Monday, October 24, 2005

Killer Shrimp

The wait at Katsu-ya was 45 minutes, so I suggested Killer Shrimp right across it. I have seen and heard about this unusual restaurant, but with that name it never appealed to me. Parking along Ventura Blvd on a Saturday night is impossible, unless you valet, so seeing the half empty spaces, I was having second thoughts.

My friend called and said there was no wait, as I expected, and when I entered this place I thought about Kill Bill the movie. It looked straight out of a set of any Tarantino flick, red, black, dim, Chinese lanterns, gold stars and 70’s like music.

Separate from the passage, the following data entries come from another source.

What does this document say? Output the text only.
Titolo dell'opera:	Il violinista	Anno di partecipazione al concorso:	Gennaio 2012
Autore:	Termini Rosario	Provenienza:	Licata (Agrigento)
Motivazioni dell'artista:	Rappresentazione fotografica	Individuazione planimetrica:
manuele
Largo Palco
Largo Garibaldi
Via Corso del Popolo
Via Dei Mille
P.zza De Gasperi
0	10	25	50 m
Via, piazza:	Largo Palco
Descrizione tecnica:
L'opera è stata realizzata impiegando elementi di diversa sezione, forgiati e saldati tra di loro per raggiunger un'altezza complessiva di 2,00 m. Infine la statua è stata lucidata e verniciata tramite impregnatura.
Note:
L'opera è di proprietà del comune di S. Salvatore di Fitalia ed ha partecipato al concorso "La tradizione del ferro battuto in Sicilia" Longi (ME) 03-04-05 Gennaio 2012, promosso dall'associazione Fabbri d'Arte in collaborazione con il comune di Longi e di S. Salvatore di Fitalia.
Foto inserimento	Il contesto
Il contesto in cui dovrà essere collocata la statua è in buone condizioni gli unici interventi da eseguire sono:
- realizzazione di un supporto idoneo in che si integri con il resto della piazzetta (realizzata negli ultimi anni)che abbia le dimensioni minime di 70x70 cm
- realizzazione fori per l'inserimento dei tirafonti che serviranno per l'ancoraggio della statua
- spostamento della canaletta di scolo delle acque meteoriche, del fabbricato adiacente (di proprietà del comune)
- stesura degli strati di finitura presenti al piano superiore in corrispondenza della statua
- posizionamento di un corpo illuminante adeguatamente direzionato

There was a one-page paper menu with three main choices: Original, Pasta or Rice. Caesar salad, sweet potato pecan pie and soda, another half page sheet for beer and wine selection and a brief explanation about the Killer Shrimp.

I forgot to inquire about its history, but they served shrimp prepared gumbo style. Spicy, saucy and shrimp (with or without shells) for $16.99. As soon as the waiter brought a large colander filled with cut French bread, I should have decided to stick with the Original. I was right. The rice soaked most of the juices and a dozen or so shelled shrimp on top didn’t look appetizing to me. My friends were happy with their angel hair pasta. But all of us wished we all had the Original.

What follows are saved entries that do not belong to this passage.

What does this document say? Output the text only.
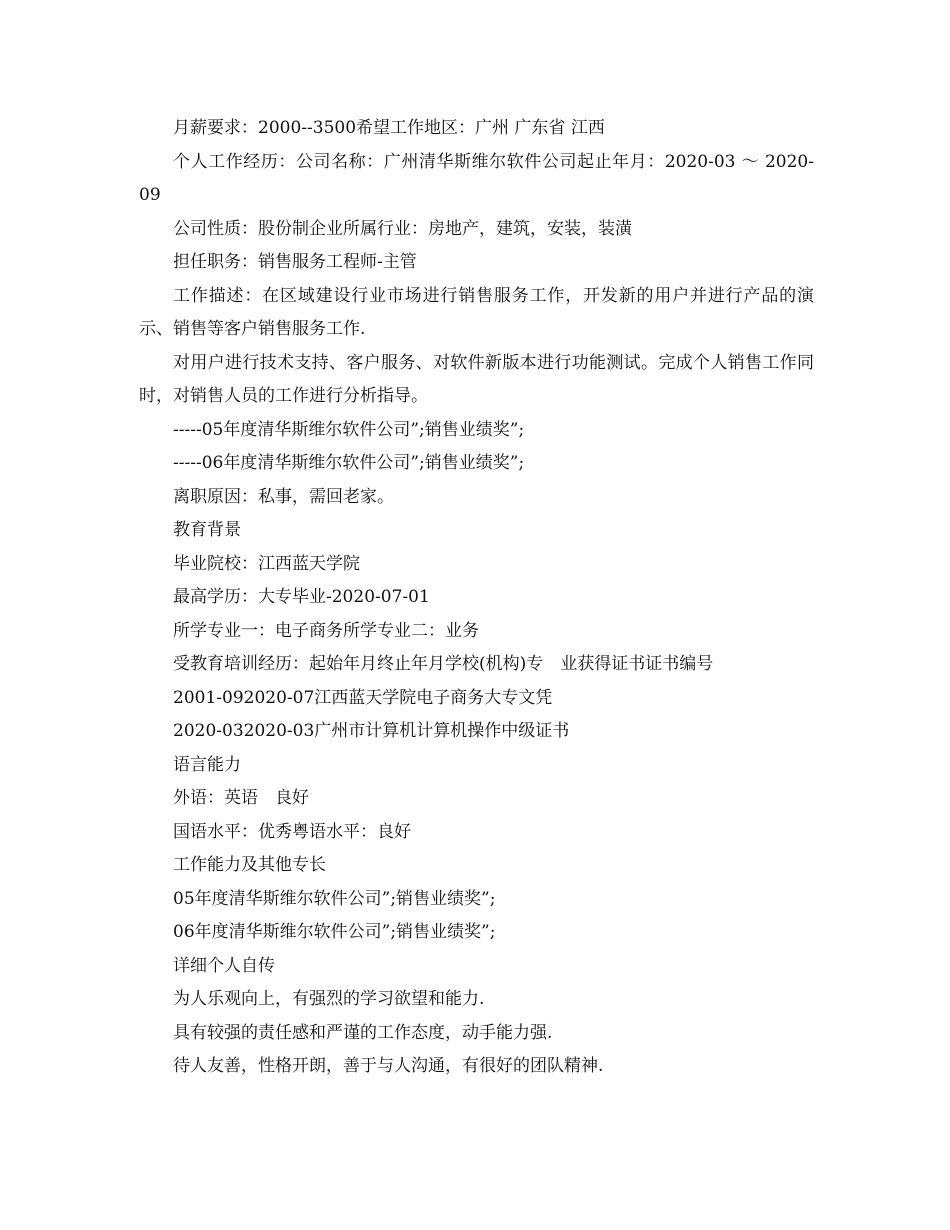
月薪要求：2000--3500希望工作地区：广州 广东省 江西

个人工作经历：公司名称：广州清华斯维尔软件公司起止年月：2020-03 ～ 2020-09

公司性质：股份制企业所属行业：房地产，建筑，安装，装潢

担任职务：销售服务工程师-主管

工作描述：在区域建设行业市场进行销售服务工作，开发新的用户并进行产品的演示、销售等客户销售服务工作.

对用户进行技术支持、客户服务、对软件新版本进行功能测试。完成个人销售工作同时，对销售人员的工作进行分析指导。

-----05年度清华斯维尔软件公司”;销售业绩奖”;

-----06年度清华斯维尔软件公司”;销售业绩奖”;

离职原因：私事，需回老家。

教育背景

毕业院校：江西蓝天学院

最高学历：大专毕业-2020-07-01

所学专业一：电子商务所学专业二：业务

受教育培训经历：起始年月终止年月学校(机构)专　业获得证书证书编号

2001-092020-07江西蓝天学院电子商务大专文凭

2020-032020-03广州市计算机计算机操作中级证书

语言能力

外语：英语　良好

国语水平：优秀粤语水平：良好

工作能力及其他专长

05年度清华斯维尔软件公司”;销售业绩奖”;

06年度清华斯维尔软件公司”;销售业绩奖”;

详细个人自传

为人乐观向上，有强烈的学习欲望和能力.

具有较强的责任感和严谨的工作态度，动手能力强.

待人友善，性格开朗，善于与人沟通，有很好的团队精神.
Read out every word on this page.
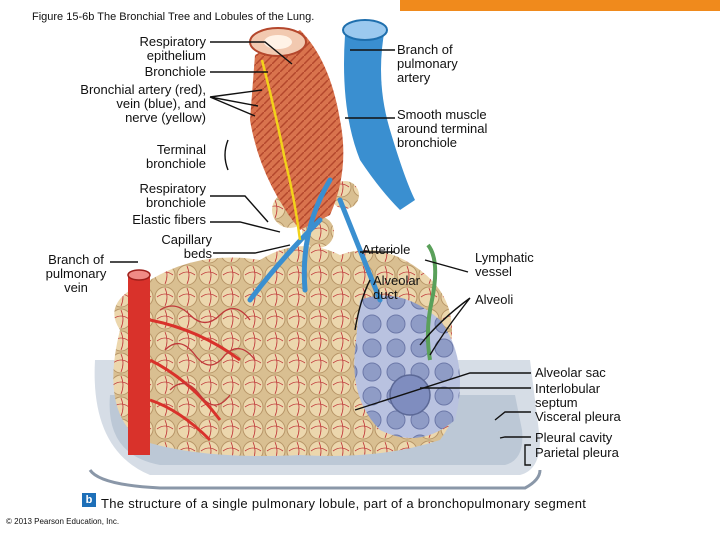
Figure 15-6b The Bronchial Tree and Lobules of the Lung.
Respiratory
epithelium
Bronchiole
Bronchial artery (red),
vein (blue), and
nerve (yellow)
Terminal
bronchiole
Respiratory
bronchiole
Elastic fibers
Capillary
beds
Branch of
pulmonary
vein
Branch of
pulmonary
artery
Smooth muscle
around terminal
bronchiole
Arteriole
Lymphatic
vessel
Alveolar
duct	Alveoli
Alveolar sac
Interlobular
septum
Visceral pleura
Pleural cavity
Parietal pleura
b The structure of a single pulmonary lobule, part of a bronchopulmonary segment
© 2013 Pearson Education, Inc.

They have a location at Marina del Rey and another somewhere in LA. One patron has been a customer for the last 15 years. Now that’s a lot of gumbo.


1/4 cup butter
1 tablespoons olive oil
1 tablespoon chili sauce
2 tablespoons Worcestershire sauce
2 teaspoons fresh squeezed lemon juice
1/2 lemon, sliced with peel
4 large cloves garlic, minced 1 teaspoon chopped parsley
1 small Anaheim chile peppers, chopped
(optional) 1 tablespoon crushed red pepper flakes
1 teaspoon dried oregano
1 tablespoon Tabasco pepper sauce
1 pound large shrimp with tails (peeled and deveined)uncooked
French Bread for dipping

In a large saucepan over medium heat, simmer butter, olive oil, chili sauce, Worcestershire sauce, lemon juice, lemon, garlic, parsley, Anaheim chile, red pepper flakes, oregano and Tabasco until well blended. Remove from heat and let cool.

Place sauce in a zip-lock bag; add shrimp. Refrigerate at least 8 hours or overnight.

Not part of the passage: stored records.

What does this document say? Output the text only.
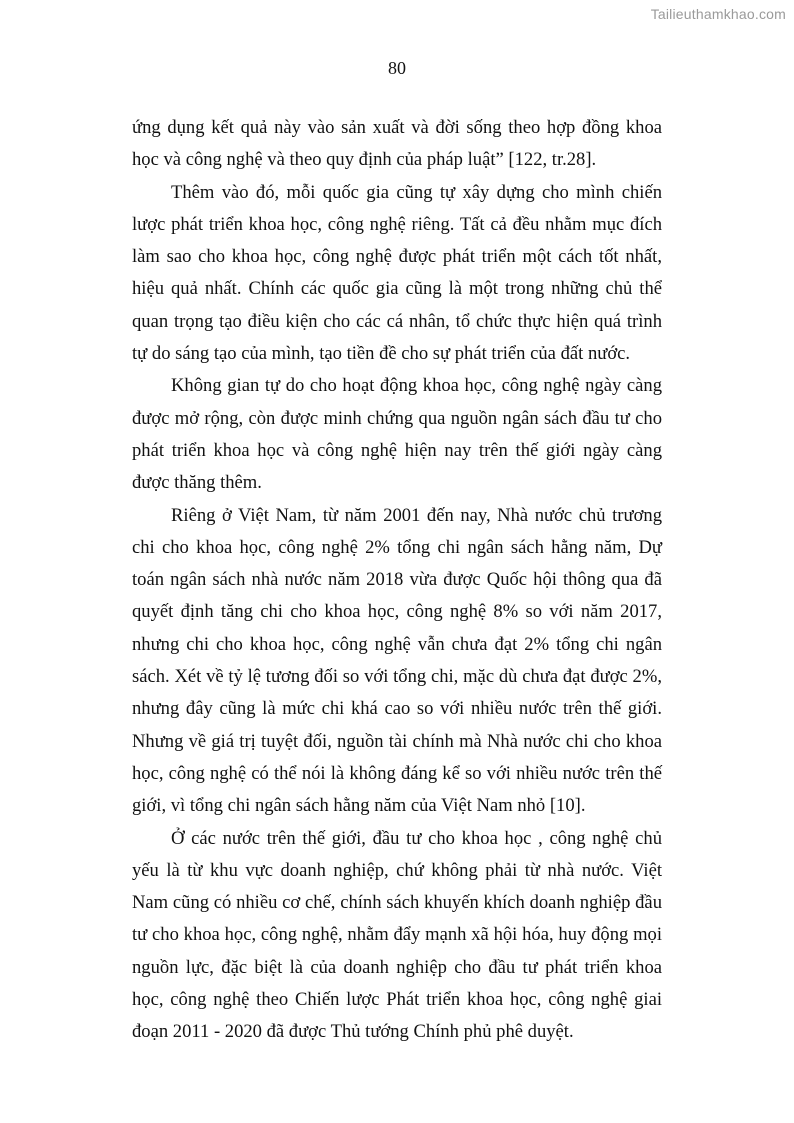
Tailieuthamkhao.com
80

ứng dụng kết quả này vào sản xuất và đời sống theo hợp đồng khoa học và công nghệ và theo quy định của pháp luật” [122, tr.28].

Thêm vào đó, mỗi quốc gia cũng tự xây dựng cho mình chiến lược phát triển khoa học, công nghệ riêng. Tất cả đều nhằm mục đích làm sao cho khoa học, công nghệ được phát triển một cách tốt nhất, hiệu quả nhất. Chính các quốc gia cũng là một trong những chủ thể quan trọng tạo điều kiện cho các cá nhân, tổ chức thực hiện quá trình tự do sáng tạo của mình, tạo tiền đề cho sự phát triển của đất nước.

Không gian tự do cho hoạt động khoa học, công nghệ ngày càng được mở rộng, còn được minh chứng qua nguồn ngân sách đầu tư cho phát triển khoa học và công nghệ hiện nay trên thế giới ngày càng được thăng thêm.

Riêng ở Việt Nam, từ năm 2001 đến nay, Nhà nước chủ trương chi cho khoa học, công nghệ 2% tổng chi ngân sách hằng năm, Dự toán ngân sách nhà nước năm 2018 vừa được Quốc hội thông qua đã quyết định tăng chi cho khoa học, công nghệ 8% so với năm 2017, nhưng chi cho khoa học, công nghệ vẫn chưa đạt 2% tổng chi ngân sách. Xét về tỷ lệ tương đối so với tổng chi, mặc dù chưa đạt được 2%, nhưng đây cũng là mức chi khá cao so với nhiều nước trên thế giới. Nhưng về giá trị tuyệt đối, nguồn tài chính mà Nhà nước chi cho khoa học, công nghệ có thể nói là không đáng kể so với nhiều nước trên thế giới, vì tổng chi ngân sách hằng năm của Việt Nam nhỏ [10].

Ở các nước trên thế giới, đầu tư cho khoa học , công nghệ chủ yếu là từ khu vực doanh nghiệp, chứ không phải từ nhà nước. Việt Nam cũng có nhiều cơ chế, chính sách khuyến khích doanh nghiệp đầu tư cho khoa học, công nghệ, nhằm đẩy mạnh xã hội hóa, huy động mọi nguồn lực, đặc biệt là của doanh nghiệp cho đầu tư phát triển khoa học, công nghệ theo Chiến lược Phát triển khoa học, công nghệ giai đoạn 2011 - 2020 đã được Thủ tướng Chính phủ phê duyệt.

Preheat oven to 350 degrees. Place sauce and shrimp in a large shallow baking pan; bake approximately 10 to 15 minutes or until shrimp are opaque in center (cut to test). Remove from oven.

Place mixture in shallow bowls and serve with a crusty French bread for dipping in sauce (this dish is eaten with your fingers). Makes 4 servings.